Severini si butta con il consueto entusiasmo nella nuova avventura. “Scopre” l’incanto dell’affresco, dedicandosi con grande impegno dapprima alla decorazione “profana” di un castello a Montegufoni, vicino a Firenze, poi a quella sacra in Svizzera, a Semsales e La Roche, che riflette il riavvicinamento al cattolicesimo – avvenuto a seguito dell’incontro con Jacques Maritain – e la vena mistica e spiritualistica che ne è derivata.

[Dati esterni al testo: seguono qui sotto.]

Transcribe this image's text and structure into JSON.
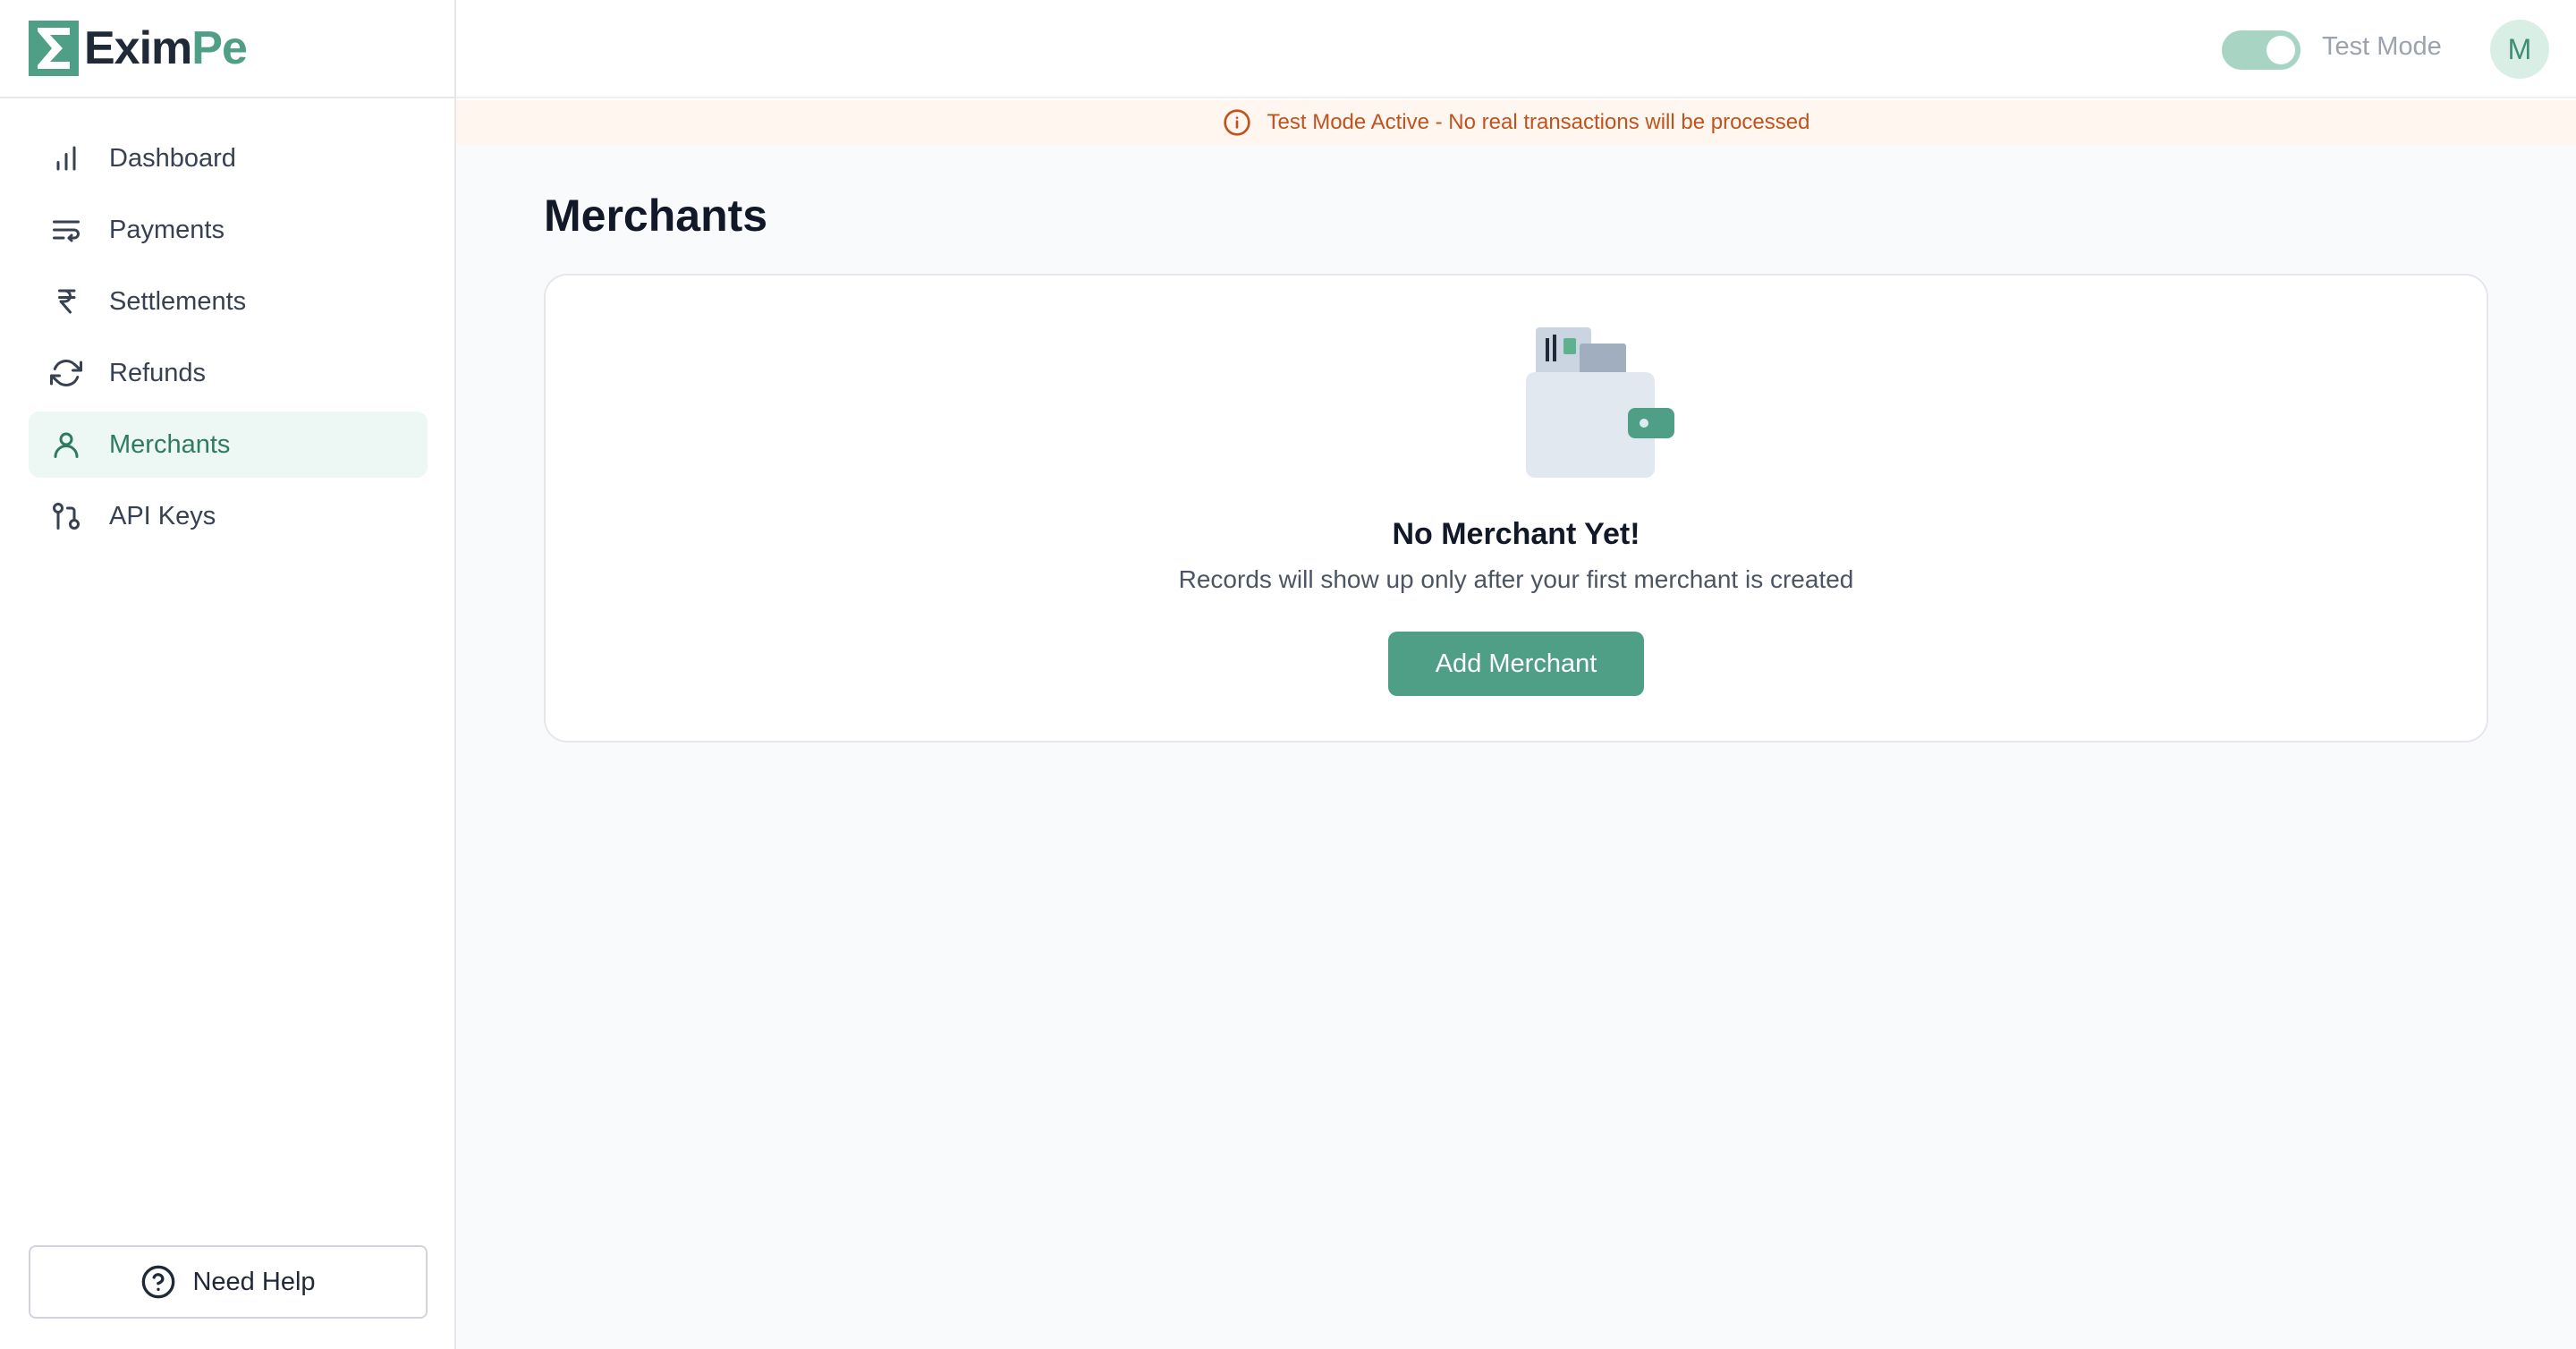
{
  "brand": {
    "name_part1": "Exim",
    "name_part2": "Pe",
    "accent_color": "#4f9f86",
    "logo_icon": "eximpe-logo-icon"
  },
  "sidebar": {
    "items": [
      {
        "label": "Dashboard",
        "icon": "bar-chart-icon",
        "active": false
      },
      {
        "label": "Payments",
        "icon": "list-wrap-icon",
        "active": false
      },
      {
        "label": "Settlements",
        "icon": "rupee-icon",
        "active": false
      },
      {
        "label": "Refunds",
        "icon": "refresh-icon",
        "active": false
      },
      {
        "label": "Merchants",
        "icon": "user-icon",
        "active": true
      },
      {
        "label": "API Keys",
        "icon": "git-pull-icon",
        "active": false
      }
    ],
    "help_label": "Need Help",
    "help_icon": "question-circle-icon"
  },
  "topbar": {
    "mode_label": "Test Mode",
    "test_mode_on": true,
    "avatar_initial": "M"
  },
  "banner": {
    "text": "Test Mode Active - No real transactions will be processed",
    "icon": "info-circle-icon",
    "color": "#c2521d"
  },
  "main": {
    "page_title": "Merchants",
    "empty_state": {
      "illustration": "wallet-illustration-icon",
      "title": "No Merchant Yet!",
      "subtitle": "Records will show up only after your first merchant is created",
      "button_label": "Add Merchant"
    }
  }
}
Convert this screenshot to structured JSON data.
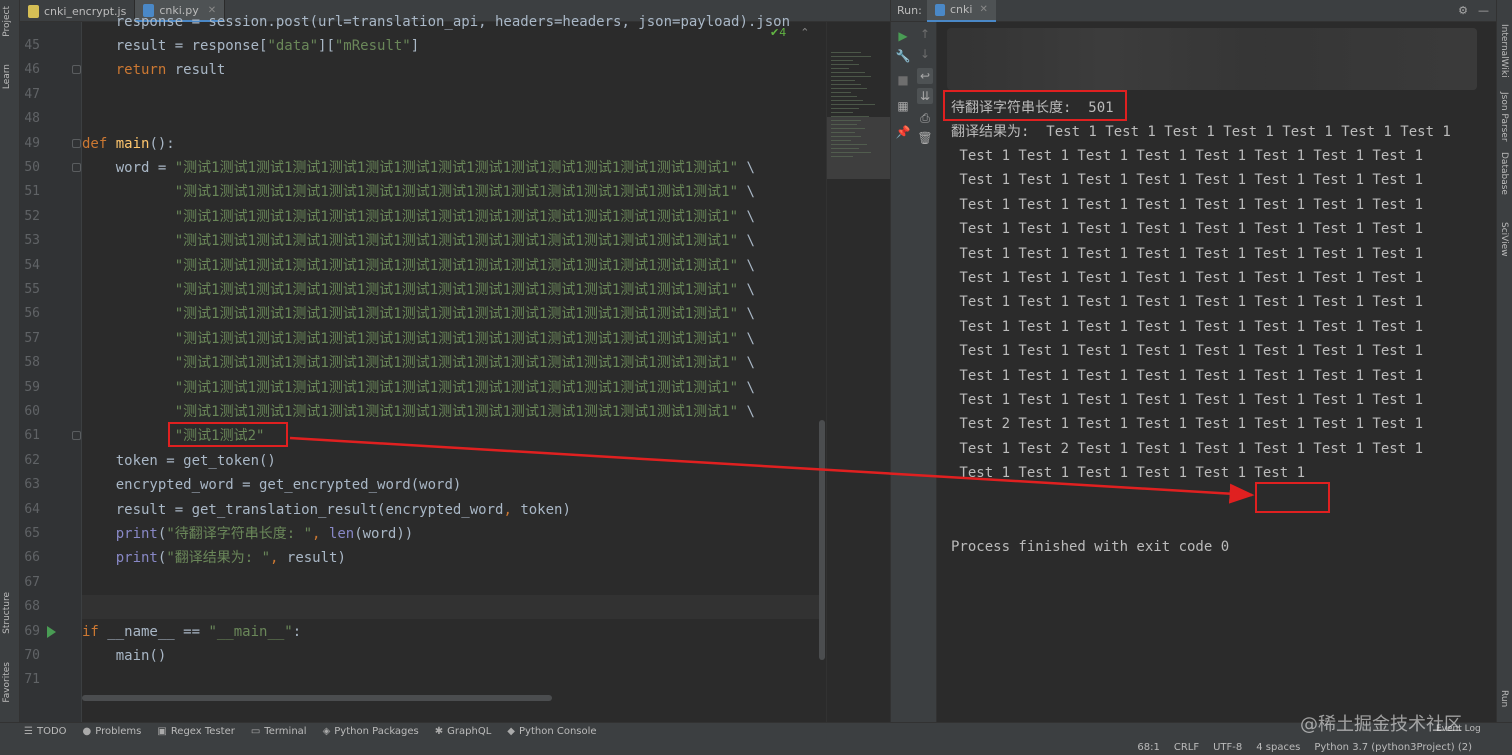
{
  "left_strip": {
    "tabs": [
      "Project",
      "Learn",
      "Structure",
      "Favorites"
    ]
  },
  "editor": {
    "tabs": [
      {
        "label": "cnki_encrypt.js",
        "active": false
      },
      {
        "label": "cnki.py",
        "active": true
      }
    ],
    "inspection_count": "4",
    "line_numbers": [
      "45",
      "46",
      "47",
      "48",
      "49",
      "50",
      "51",
      "52",
      "53",
      "54",
      "55",
      "56",
      "57",
      "58",
      "59",
      "60",
      "61",
      "62",
      "63",
      "64",
      "65",
      "66",
      "67",
      "68",
      "69",
      "70",
      "71"
    ],
    "top_partial_line": "    response = session.post(url=translation_api, headers=headers, json=payload).json",
    "lines": {
      "l45": {
        "indent": "    ",
        "text": "result = response[",
        "s1": "\"data\"",
        "mid": "][",
        "s2": "\"mResult\"",
        "end": "]"
      },
      "l46": {
        "kw": "return",
        "rest": " result"
      },
      "l49": {
        "kw": "def",
        "fn": "main",
        "rest": "():"
      },
      "l50": {
        "pre": "    word = ",
        "str": "\"测试1测试1测试1测试1测试1测试1测试1测试1测试1测试1测试1测试1测试1测试1测试1\"",
        "cont": " \\"
      },
      "cont_str": "\"测试1测试1测试1测试1测试1测试1测试1测试1测试1测试1测试1测试1测试1测试1测试1\"",
      "cont_tail": " \\",
      "l61": {
        "str": "\"测试1测试2\""
      },
      "l62": {
        "text": "token = get_token()"
      },
      "l63": {
        "text": "encrypted_word = get_encrypted_word(word)"
      },
      "l64": {
        "a": "result = get_translation_result(encrypted_word",
        "comma": ",",
        "b": " token)"
      },
      "l65": {
        "fn": "print",
        "open": "(",
        "str": "\"待翻译字符串长度: \"",
        "comma": ", ",
        "len": "len",
        "rest": "(word))"
      },
      "l66": {
        "fn": "print",
        "open": "(",
        "str": "\"翻译结果为: \"",
        "comma": ", ",
        "rest": "result)"
      },
      "l69": {
        "kw": "if",
        "a": " __name__ == ",
        "str": "\"__main__\"",
        "end": ":"
      },
      "l70": {
        "text": "main()"
      }
    }
  },
  "run": {
    "label": "Run:",
    "tab": "cnki",
    "console": {
      "length_line": "待翻译字符串长度:  501",
      "result_first": "翻译结果为:  Test 1 Test 1 Test 1 Test 1 Test 1 Test 1 Test 1",
      "result_lines": [
        " Test 1 Test 1 Test 1 Test 1 Test 1 Test 1 Test 1 Test 1",
        " Test 1 Test 1 Test 1 Test 1 Test 1 Test 1 Test 1 Test 1",
        " Test 1 Test 1 Test 1 Test 1 Test 1 Test 1 Test 1 Test 1",
        " Test 1 Test 1 Test 1 Test 1 Test 1 Test 1 Test 1 Test 1",
        " Test 1 Test 1 Test 1 Test 1 Test 1 Test 1 Test 1 Test 1",
        " Test 1 Test 1 Test 1 Test 1 Test 1 Test 1 Test 1 Test 1",
        " Test 1 Test 1 Test 1 Test 1 Test 1 Test 1 Test 1 Test 1",
        " Test 1 Test 1 Test 1 Test 1 Test 1 Test 1 Test 1 Test 1",
        " Test 1 Test 1 Test 1 Test 1 Test 1 Test 1 Test 1 Test 1",
        " Test 1 Test 1 Test 1 Test 1 Test 1 Test 1 Test 1 Test 1",
        " Test 1 Test 1 Test 1 Test 1 Test 1 Test 1 Test 1 Test 1",
        " Test 2 Test 1 Test 1 Test 1 Test 1 Test 1 Test 1 Test 1",
        " Test 1 Test 2 Test 1 Test 1 Test 1 Test 1 Test 1 Test 1",
        " Test 1 Test 1 Test 1 Test 1 Test 1 Test 1"
      ],
      "exit_line": "Process finished with exit code 0"
    }
  },
  "right_strip": {
    "tabs": [
      "InternalWiki",
      "Json Parser",
      "Database",
      "SciView",
      "Run"
    ]
  },
  "bottom_tools": [
    {
      "icon": "list-icon",
      "label": "TODO"
    },
    {
      "icon": "problems-icon",
      "label": "Problems"
    },
    {
      "icon": "regex-icon",
      "label": "Regex Tester"
    },
    {
      "icon": "terminal-icon",
      "label": "Terminal"
    },
    {
      "icon": "packages-icon",
      "label": "Python Packages"
    },
    {
      "icon": "graphql-icon",
      "label": "GraphQL"
    },
    {
      "icon": "console-icon",
      "label": "Python Console"
    }
  ],
  "event_log": "Event Log",
  "status": {
    "position": "68:1",
    "line_sep": "CRLF",
    "encoding": "UTF-8",
    "indent": "4 spaces",
    "interpreter": "Python 3.7 (python3Project) (2)"
  },
  "watermark": "@稀土掘金技术社区",
  "colors": {
    "highlight": "#e02020",
    "keyword": "#cc7832",
    "string": "#6a8759",
    "function": "#ffc66d",
    "builtin": "#8888c6"
  }
}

Sul finire degli anni Venti, e per il periodo successivo, Gino sembra subire sempre più la malia delle civiltà trascorse. Si reca spesso a Roma, i cui monumenti – il Foro, in particolare – ispirano diverse sue opere, dove ogni effetto retorico è annullato dalla presenza di personaggi irriverenti, che altro non sono se non maschere della Commedia dell’Arte, in una sorta di ironico contrappunto tra due simboli antitetici della nostra tradizione e della nostra cultura. Sperimenta e fa propri tecniche e modi dell’espressione figurativa di Roma antica, dalla pittura “minore”, al mosaico, all’affresco pompeiano. Continua a dipingere, a inventare, a teorizzare.
Non si stancherà mai di farlo, talvolta anche tornando sui suoi passi (negli anni Quaranta si riaccosterà alle primitive esperienze cubofuturiste), non disdegnando incursioni nell’astrazione. Gino Severini muore a Parigi nell’aprile del 1966.